2 minute read
5 Sep 2014
3:19 pm

Employers plead for less interference in wages

A national minimum wage, if set at a level employers cannot afford, will lead to job losses and increased poverty, employers association Neasa said on Friday.

Picture: Neil McCartney.

Briefing Parliament’s labour committee during a workshop on a national minimum wage, National Employers Association of SA (Neasa) chief executive officer Gerhard Papenfus said this could be seen as interference.

“If anybody interferes with this [free] market arrangement and prescribes a wage to the market which the market (or employers) cannot afford, it will respond in a particular way…” he said.

Employers could be forced to cut staff, mechanise, or close shop altogether.

If government did go ahead with the establishment of a minimum wage across sectors, a compromise would need to be reached.

“A national minimum wage, if that is indeed the route that government wants to take, needs to be fixed at a level where new entrants to the labour market can be absorbed at an affordable and sustainable cost and that a healthy trade-off between a minimum wage and employment be maintained at all times,” Papenfus said.

Papenfus said arguments by organised labour and others that a high minimum wage will have a knock-on effect in stimulating demand in the economy could not be proven.

“This, however, if it will happen at all, would take time to reflect,” he said.

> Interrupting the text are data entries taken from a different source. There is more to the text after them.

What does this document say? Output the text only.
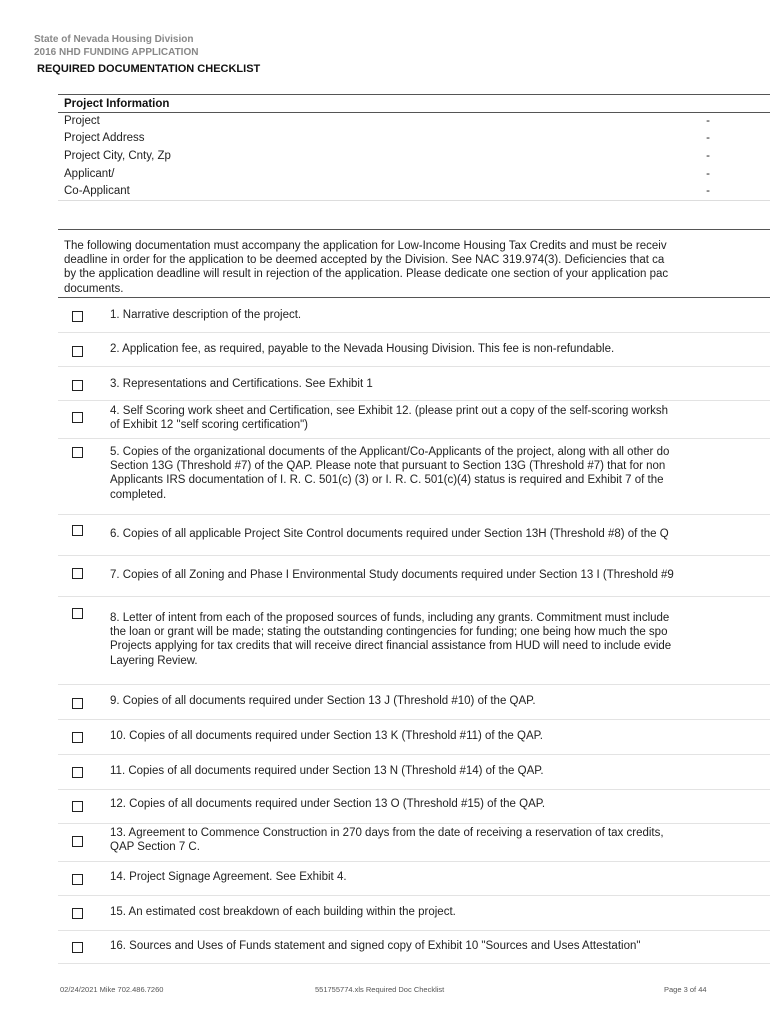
State of Nevada Housing Division
2016 NHD FUNDING APPLICATION
REQUIRED DOCUMENTATION CHECKLIST
Project Information
Project	-
Project Address	-
Project City, Cnty, Zp	-
Applicant/	-
Co-Applicant	-
The following documentation must accompany the application for Low-Income Housing Tax Credits and must be receiv
deadline in order for the application to be deemed accepted by the Division. See NAC 319.974(3). Deficiencies that ca
by the application deadline will result in rejection of the application. Please dedicate one section of your application pac
documents.
1. Narrative description of the project.
2. Application fee, as required, payable to the Nevada Housing Division. This fee is non-refundable.
3. Representations and Certifications. See Exhibit 1
4. Self Scoring work sheet and Certification, see Exhibit 12. (please print out a copy of the self-scoring worksh
of Exhibit 12 "self scoring certification")
5. Copies of the organizational documents of the Applicant/Co-Applicants of the project, along with all other do
Section 13G (Threshold #7) of the QAP. Please note that pursuant to Section 13G (Threshold #7) that for non
Applicants IRS documentation of I. R. C. 501(c) (3) or I. R. C. 501(c)(4) status is required and Exhibit 7 of the
completed.
6. Copies of all applicable Project Site Control documents required under Section 13H (Threshold #8) of the Q
7. Copies of all Zoning and Phase I Environmental Study documents required under Section 13 I (Threshold #9
8. Letter of intent from each of the proposed sources of funds, including any grants. Commitment must include
the loan or grant will be made; stating the outstanding contingencies for funding; one being how much the spo
Projects applying for tax credits that will receive direct financial assistance from HUD will need to include evide
Layering Review.
9. Copies of all documents required under Section 13 J (Threshold #10) of the QAP.
10. Copies of all documents required under Section 13 K (Threshold #11) of the QAP.
11. Copies of all documents required under Section 13 N (Threshold #14) of the QAP.
12. Copies of all documents required under Section 13 O (Threshold #15) of the QAP.
13. Agreement to Commence Construction in 270 days from the date of receiving a reservation of tax credits,
QAP Section 7 C.
14. Project Signage Agreement. See Exhibit 4.
15. An estimated cost breakdown of each building within the project.
16. Sources and Uses of Funds statement and signed copy of Exhibit 10 "Sources and Uses Attestation"
02/24/2021 Mike 702.486.7260	551755774.xls Required Doc Checklist	Page 3 of 44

“Therefore, in the short term, although it will increase an employer’s wage bill, it will not be met by the same increase in demand.”

There was also no evidence to suggest an increase in wages would automatically be met by an increase in worker productivity, Papenfus added.

He cited examples in the metals and engineering sector, where he said 700,000 jobs were lost in the past 30 years.

“Over the last three decades the metal and engineering industries’ bargaining council has established wages for that industry which were completely unrealistic.”

Congress of SA Trade Unions strategist Neil Coleman took Papenfus to task for making sweeping statements and not providing MPs with a clear indication of what he thought an acceptable wage was.

“He says if productivity and demand increases then maybe employers can afford it, but there’s no attempt to grapple with the fact that improving the conditions of workers and having a better approach to productivity, not of workers, but the economy and the enterprises as a whole, is assisted by minimum wages and this is the experience of many, many countries around the world,” Coleman said.